All endpoints require Authorization: Bearer <api-key>. Admin endpoints require Admin-Key header.

POST
/sessions
Ingest a conversation. Extraction runs async in the background. Returns 202 immediately.
60 req/min
GET
/memory
Retrieve top-k relevant fragments for a user. Params: user_id, q, top_k, scope, type.
120 req/min
DELETE
/memory/:id
Delete a specific fragment by ID. Scoped to the calling app.
app-scoped
GET
/health
Check service health. Returns status of Postgres and Redis.
public
POST
/admin/apps
Create an app. Returns app ID used to issue API keys.
Admin-Key
POST
/admin/apps/:id/keys
Issue a new API key. Raw key returned once — store it immediately.
Admin-Key
GET
/admin/apps/:id/usage
Fragment count, unique users, dead-letter count, and last active time.
Admin-Key
DELETE
/admin/memory
GDPR bulk delete — wipe all fragments for a user_id, optionally scoped to one app.
Admin-Key

Native clients for every stack.

Sync and async Python. Typed TypeScript with zero runtime dependencies.

🐍

Python SDK

Sync + async · httpx only · Python 3.9+

$ pip install contextos # PyPI — coming soon; for now: pip install ./sdk/python
from contextos import ContextOS

client = ContextOS(api_key="sk-...")

# Write
client.write(user_id="alice", conversation=text)

# Query
mem = client.query(user_id="alice", q=message)
system = f"You are helpful.\n\n{mem.prompt_block}"

# Async versions: awrite(), aquery(), adelete()
🟦

TypeScript SDK

Zero runtime deps · Node.js + edge runtimes

$ cp sdk/typescript/src/index.ts ./lib/
import { ContextOS } from "./lib/contextos"

const client = new ContextOS({ apiKey: "sk-..." })

// Write
await client.write("alice", conversation)

// Query
const mem = await client.query("alice", message)
const system = `You are helpful.\n\n${mem.prompt_block}`

One stack.

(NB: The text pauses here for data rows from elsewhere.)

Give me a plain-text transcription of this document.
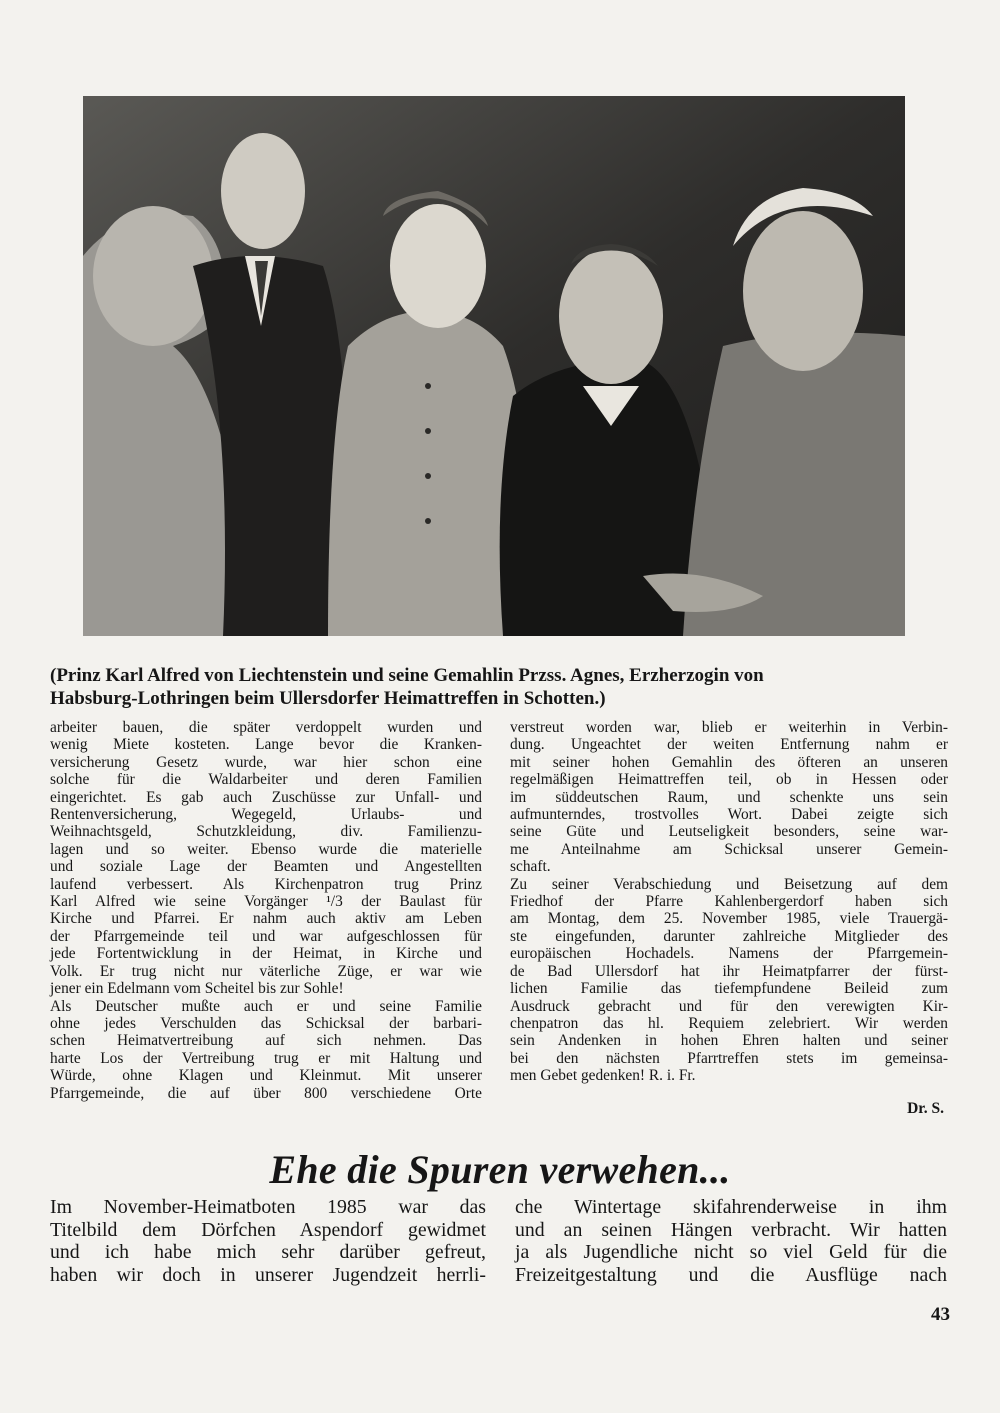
(Prinz Karl Alfred von Liechtenstein und seine Gemahlin Przss. Agnes, Erzherzogin von
Habsburg-Lothringen beim Ullersdorfer Heimattreffen in Schotten.)
arbeiter bauen, die später verdoppelt wurden und
wenig Miete kosteten. Lange bevor die Kranken-
versicherung Gesetz wurde, war hier schon eine
solche für die Waldarbeiter und deren Familien
eingerichtet. Es gab auch Zuschüsse zur Unfall- und
Rentenversicherung, Wegegeld, Urlaubs- und
Weihnachtsgeld, Schutzkleidung, div. Familienzu-
lagen und so weiter. Ebenso wurde die materielle
und soziale Lage der Beamten und Angestellten
laufend verbessert. Als Kirchenpatron trug Prinz
Karl Alfred wie seine Vorgänger ¹/3 der Baulast für
Kirche und Pfarrei. Er nahm auch aktiv am Leben
der Pfarrgemeinde teil und war aufgeschlossen für
jede Fortentwicklung in der Heimat, in Kirche und
Volk. Er trug nicht nur väterliche Züge, er war wie
jener ein Edelmann vom Scheitel bis zur Sohle!
Als Deutscher mußte auch er und seine Familie
ohne jedes Verschulden das Schicksal der barbari-
schen Heimatvertreibung auf sich nehmen. Das
harte Los der Vertreibung trug er mit Haltung und
Würde, ohne Klagen und Kleinmut. Mit unserer
Pfarrgemeinde, die auf über 800 verschiedene Orte
verstreut worden war, blieb er weiterhin in Verbin-
dung. Ungeachtet der weiten Entfernung nahm er
mit seiner hohen Gemahlin des öfteren an unseren
regelmäßigen Heimattreffen teil, ob in Hessen oder
im süddeutschen Raum, und schenkte uns sein
aufmunterndes, trostvolles Wort. Dabei zeigte sich
seine Güte und Leutseligkeit besonders, seine war-
me Anteilnahme am Schicksal unserer Gemein-
schaft.
Zu seiner Verabschiedung und Beisetzung auf dem
Friedhof der Pfarre Kahlenbergerdorf haben sich
am Montag, dem 25. November 1985, viele Trauergä-
ste eingefunden, darunter zahlreiche Mitglieder des
europäischen Hochadels. Namens der Pfarrgemein-
de Bad Ullersdorf hat ihr Heimatpfarrer der fürst-
lichen Familie das tiefempfundene Beileid zum
Ausdruck gebracht und für den verewigten Kir-
chenpatron das hl. Requiem zelebriert. Wir werden
sein Andenken in hohen Ehren halten und seiner
bei den nächsten Pfarrtreffen stets im gemeinsa-
men Gebet gedenken! R. i. Fr.
Dr. S.
Ehe die Spuren verwehen...
Im November-Heimatboten 1985 war das
Titelbild dem Dörfchen Aspendorf gewidmet
und ich habe mich sehr darüber gefreut,
haben wir doch in unserer Jugendzeit herrli-
che Wintertage skifahrenderweise in ihm
und an seinen Hängen verbracht. Wir hatten
ja als Jugendliche nicht so viel Geld für die
Freizeitgestaltung und die Ausflüge nach
43
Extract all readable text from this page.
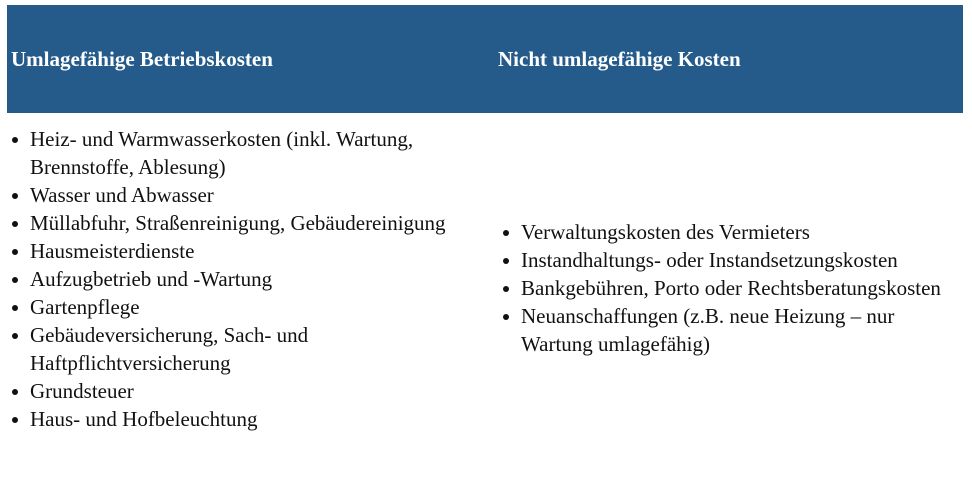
Umlagefähige Betriebskosten	Nicht umlagefähige Kosten
Heiz- und Warmwasserkosten (inkl. Wartung, Brennstoffe, Ablesung)
Wasser und Abwasser
Müllabfuhr, Straßenreinigung, Gebäudereinigung
Hausmeisterdienste
Aufzugbetrieb und -Wartung
Gartenpflege
Gebäudeversicherung, Sach- und Haftpflichtversicherung
Grundsteuer
Haus- und Hofbeleuchtung
Verwaltungskosten des Vermieters
Instandhaltungs- oder Instandsetzungskosten
Bankgebühren, Porto oder Rechtsberatungskosten
Neuanschaffungen (z.B. neue Heizung – nur Wartung umlagefähig)
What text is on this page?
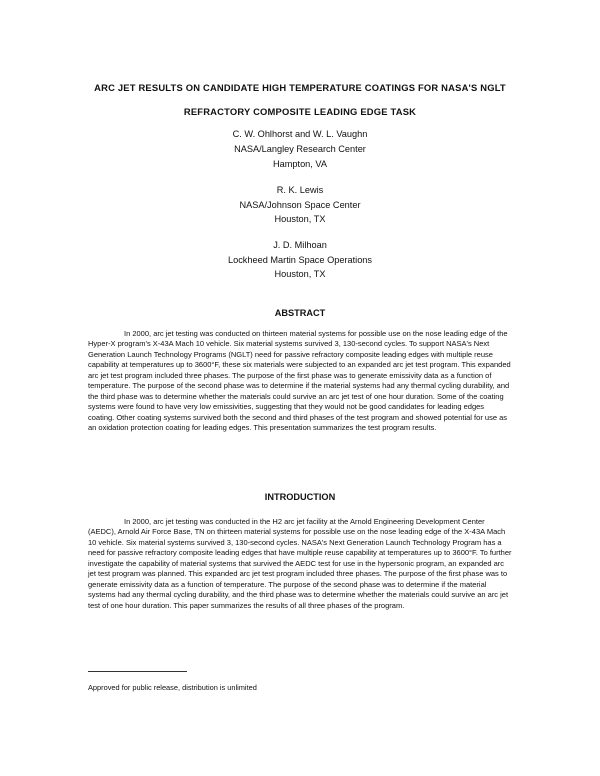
ARC JET RESULTS ON CANDIDATE HIGH TEMPERATURE COATINGS FOR NASA'S NGLT
REFRACTORY COMPOSITE LEADING EDGE TASK
C. W. Ohlhorst and W. L. Vaughn
NASA/Langley Research Center
Hampton, VA
R. K. Lewis
NASA/Johnson Space Center
Houston, TX
J. D. Milhoan
Lockheed Martin Space Operations
Houston, TX
ABSTRACT

In 2000, arc jet testing was conducted on thirteen material systems for possible use on the nose leading edge of the Hyper-X program's X-43A Mach 10 vehicle. Six material systems survived 3, 130-second cycles. To support NASA's Next Generation Launch Technology Programs (NGLT) need for passive refractory composite leading edges with multiple reuse capability at temperatures up to 3600°F, these six materials were subjected to an expanded arc jet test program. This expanded arc jet test program included three phases. The purpose of the first phase was to generate emissivity data as a function of temperature. The purpose of the second phase was to determine if the material systems had any thermal cycling durability, and the third phase was to determine whether the materials could survive an arc jet test of one hour duration. Some of the coating systems were found to have very low emissivities, suggesting that they would not be good candidates for leading edges coating. Other coating systems survived both the second and third phases of the test program and showed potential for use as an oxidation protection coating for leading edges. This presentation summarizes the test program results.

INTRODUCTION

In 2000, arc jet testing was conducted in the H2 arc jet facility at the Arnold Engineering Development Center (AEDC), Arnold Air Force Base, TN on thirteen material systems for possible use on the nose leading edge of the X-43A Mach 10 vehicle. Six material systems survived 3, 130-second cycles. NASA's Next Generation Launch Technology Program has a need for passive refractory composite leading edges that have multiple reuse capability at temperatures up to 3600°F. To further investigate the capability of material systems that survived the AEDC test for use in the hypersonic program, an expanded arc jet test program was planned. This expanded arc jet test program included three phases. The purpose of the first phase was to generate emissivity data as a function of temperature. The purpose of the second phase was to determine if the material systems had any thermal cycling durability, and the third phase was to determine whether the materials could survive an arc jet test of one hour duration. This paper summarizes the results of all three phases of the program.

Approved for public release, distribution is unlimited
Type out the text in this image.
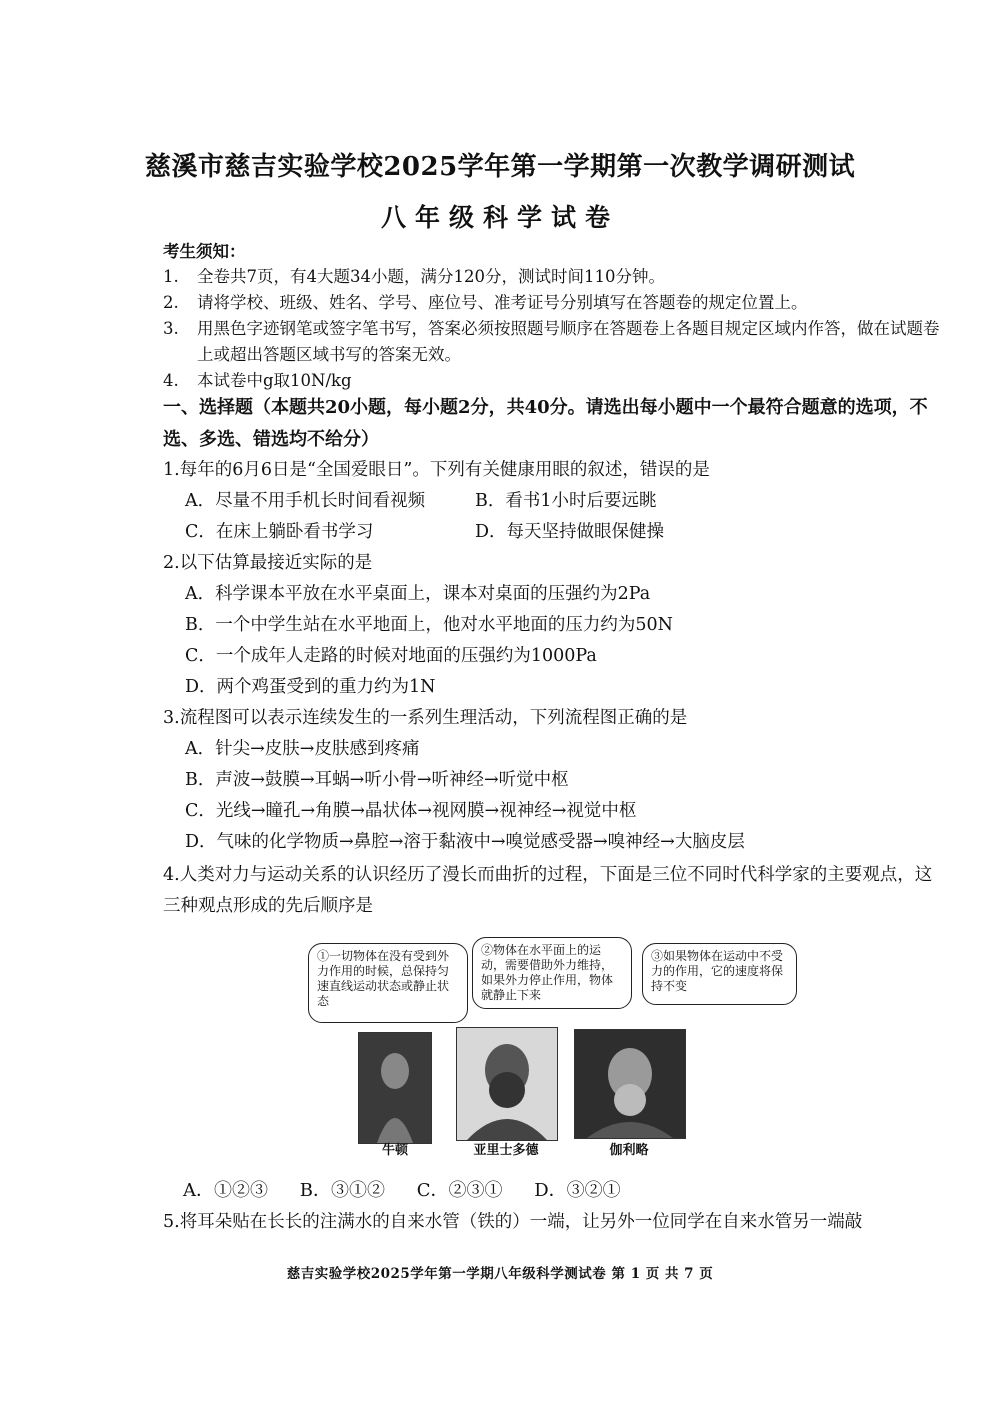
慈溪市慈吉实验学校2025学年第一学期第一次教学调研测试
八年级科学试卷
考生须知：
1.	全卷共7页，有4大题34小题，满分120分，测试时间110分钟。
2.	请将学校、班级、姓名、学号、座位号、准考证号分别填写在答题卷的规定位置上。
3.	用黑色字迹钢笔或签字笔书写，答案必须按照题号顺序在答题卷上各题目规定区域内作答，做在试题卷上或超出答题区域书写的答案无效。
4.	本试卷中g取10N/kg
一、选择题（本题共20小题，每小题2分，共40分。请选出每小题中一个最符合题意的选项，不选、多选、错选均不给分）
1.每年的6月6日是“全国爱眼日”。下列有关健康用眼的叙述，错误的是
A．尽量不用手机长时间看视频	B．看书1小时后要远眺
C．在床上躺卧看书学习	D．每天坚持做眼保健操
2.以下估算最接近实际的是
A．科学课本平放在水平桌面上，课本对桌面的压强约为2Pa
B．一个中学生站在水平地面上，他对水平地面的压力约为50N
C．一个成年人走路的时候对地面的压强约为1000Pa
D．两个鸡蛋受到的重力约为1N
3.流程图可以表示连续发生的一系列生理活动，下列流程图正确的是
A．针尖→皮肤→皮肤感到疼痛
B．声波→鼓膜→耳蜗→听小骨→听神经→听觉中枢
C．光线→瞳孔→角膜→晶状体→视网膜→视神经→视觉中枢
D．气味的化学物质→鼻腔→溶于黏液中→嗅觉感受器→嗅神经→大脑皮层
4.人类对力与运动关系的认识经历了漫长而曲折的过程，下面是三位不同时代科学家的主要观点，这三种观点形成的先后顺序是
①一切物体在没有受到外力作用的时候，总保持匀速直线运动状态或静止状态
②物体在水平面上的运动，需要借助外力维持，如果外力停止作用，物体就静止下来
③如果物体在运动中不受力的作用，它的速度将保持不变
牛顿	亚里士多德	伽利略
A．①②③ B．③①② C．②③① D．③②①
5.将耳朵贴在长长的注满水的自来水管（铁的）一端，让另外一位同学在自来水管另一端敲
慈吉实验学校2025学年第一学期八年级科学测试卷 第 1 页 共 7 页
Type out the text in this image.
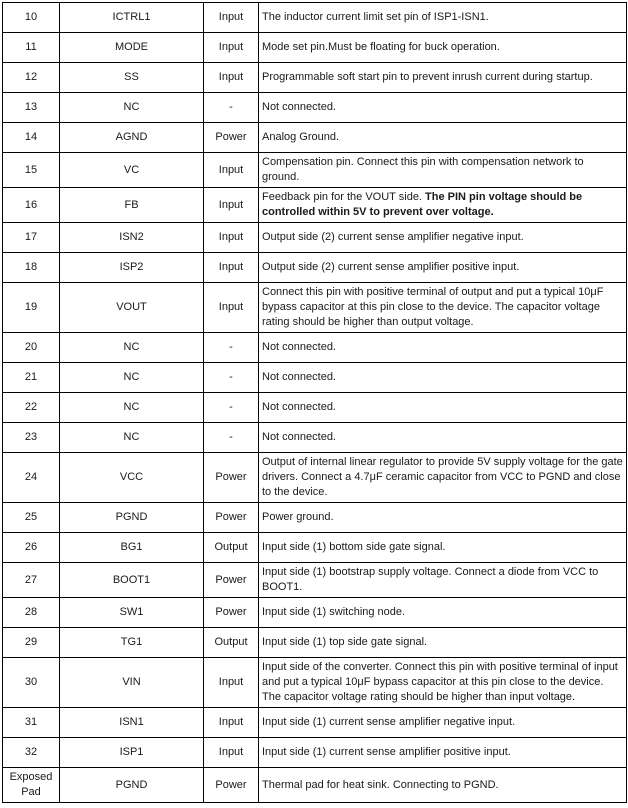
10	ICTRL1	Input	The inductor current limit set pin of ISP1-ISN1.
11	MODE	Input	Mode set pin.Must be floating for buck operation.
12	SS	Input	Programmable soft start pin to prevent inrush current during startup.
13	NC	-	Not connected.
14	AGND	Power	Analog Ground.
15	VC	Input	Compensation pin. Connect this pin with compensation network to ground.
16	FB	Input	Feedback pin for the VOUT side. The PIN pin voltage should be controlled within 5V to prevent over voltage.
17	ISN2	Input	Output side (2) current sense amplifier negative input.
18	ISP2	Input	Output side (2) current sense amplifier positive input.
19	VOUT	Input	Connect this pin with positive terminal of output and put a typical 10μF bypass capacitor at this pin close to the device. The capacitor voltage rating should be higher than output voltage.
20	NC	-	Not connected.
21	NC	-	Not connected.
22	NC	-	Not connected.
23	NC	-	Not connected.
24	VCC	Power	Output of internal linear regulator to provide 5V supply voltage for the gate drivers. Connect a 4.7μF ceramic capacitor from VCC to PGND and close to the device.
25	PGND	Power	Power ground.
26	BG1	Output	Input side (1) bottom side gate signal.
27	BOOT1	Power	Input side (1) bootstrap supply voltage. Connect a diode from VCC to BOOT1.
28	SW1	Power	Input side (1) switching node.
29	TG1	Output	Input side (1) top side gate signal.
30	VIN	Input	Input side of the converter. Connect this pin with positive terminal of input and put a typical 10μF bypass capacitor at this pin close to the device. The capacitor voltage rating should be higher than input voltage.
31	ISN1	Input	Input side (1) current sense amplifier negative input.
32	ISP1	Input	Input side (1) current sense amplifier positive input.
Exposed Pad	PGND	Power	Thermal pad for heat sink. Connecting to PGND.
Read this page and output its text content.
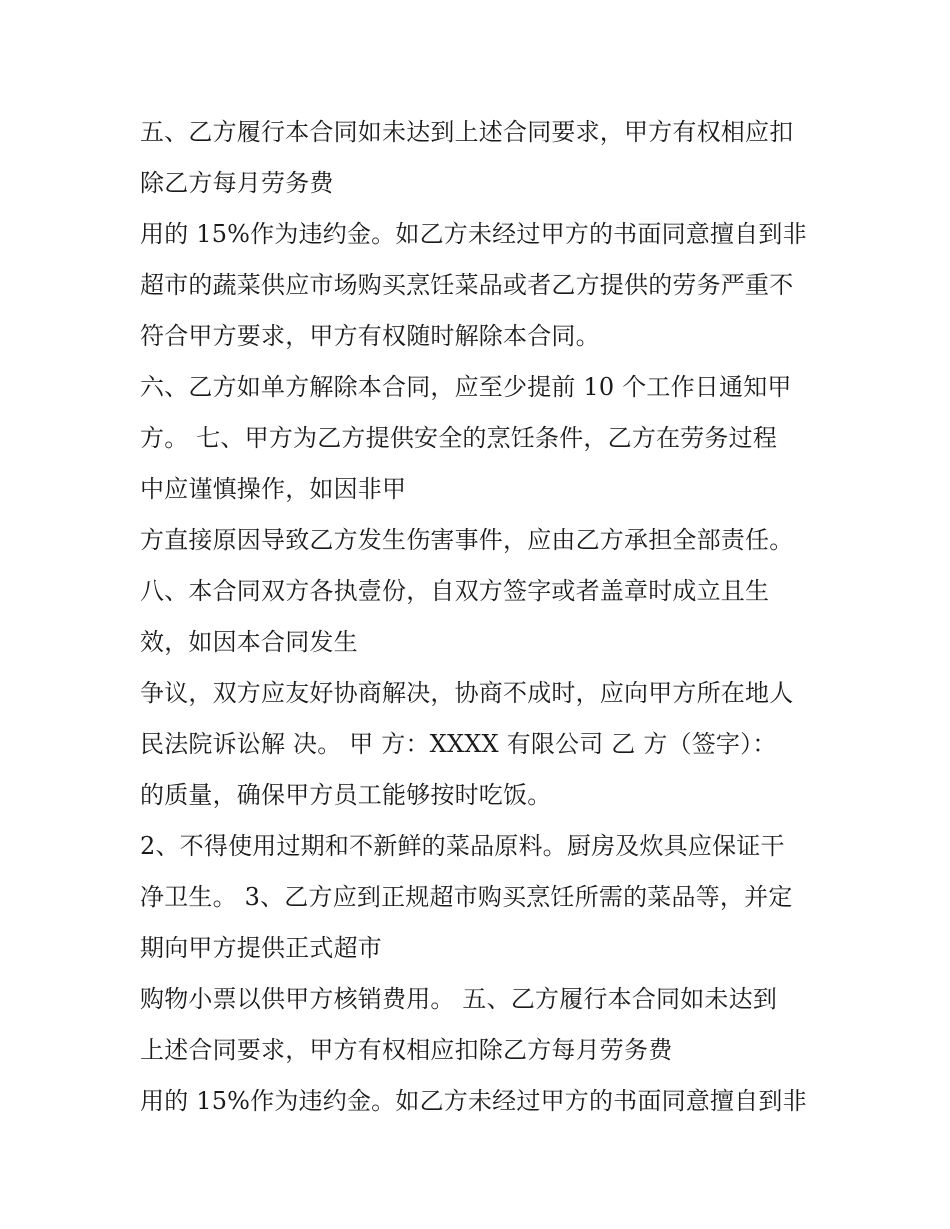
五、乙方履行本合同如未达到上述合同要求，甲方有权相应扣
除乙方每月劳务费
用的 15%作为违约金。如乙方未经过甲方的书面同意擅自到非
超市的蔬菜供应市场购买烹饪菜品或者乙方提供的劳务严重不
符合甲方要求，甲方有权随时解除本合同。
六、乙方如单方解除本合同，应至少提前 10 个工作日通知甲
方。 七、甲方为乙方提供安全的烹饪条件，乙方在劳务过程
中应谨慎操作，如因非甲
方直接原因导致乙方发生伤害事件，应由乙方承担全部责任。
八、本合同双方各执壹份，自双方签字或者盖章时成立且生
效，如因本合同发生
争议，双方应友好协商解决，协商不成时，应向甲方所在地人
民法院诉讼解 决。 甲 方：XXXX 有限公司 乙 方（签字）：
的质量，确保甲方员工能够按时吃饭。
2、不得使用过期和不新鲜的菜品原料。厨房及炊具应保证干
净卫生。 3、乙方应到正规超市购买烹饪所需的菜品等，并定
期向甲方提供正式超市
购物小票以供甲方核销费用。 五、乙方履行本合同如未达到
上述合同要求，甲方有权相应扣除乙方每月劳务费
用的 15%作为违约金。如乙方未经过甲方的书面同意擅自到非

No extra infra.

Postgres handles both relational data and vector search — no separate vector database.

API
FastAPI
Async Python, automatic OpenAPI docs, native background tasks.
Vector store
Postgres + pgvector
Single DB for relational + vector. No Pinecone, no Weaviate.
Cache
Redis
60s TTL on GET /memory. Repeat queries skip embedding + DB entirely.
Embeddings
Local / OpenAI
sentence-transformers (384-dim) for dev. OpenAI (1536-dim) for production.
Extraction
Anthropic / OpenAI / Mock
Mock provider for local dev — no API keys needed.
Migrations
Alembic
Versioned schema changes, async-compatible, 3 revisions so far.
Deploy
Fly.io / Docker
fly.toml included. docker-compose.yml for local development.
Auth
Bearer API key
SHA-256 hashed. OpenAI-familiar pattern. Raw key shown once on creation.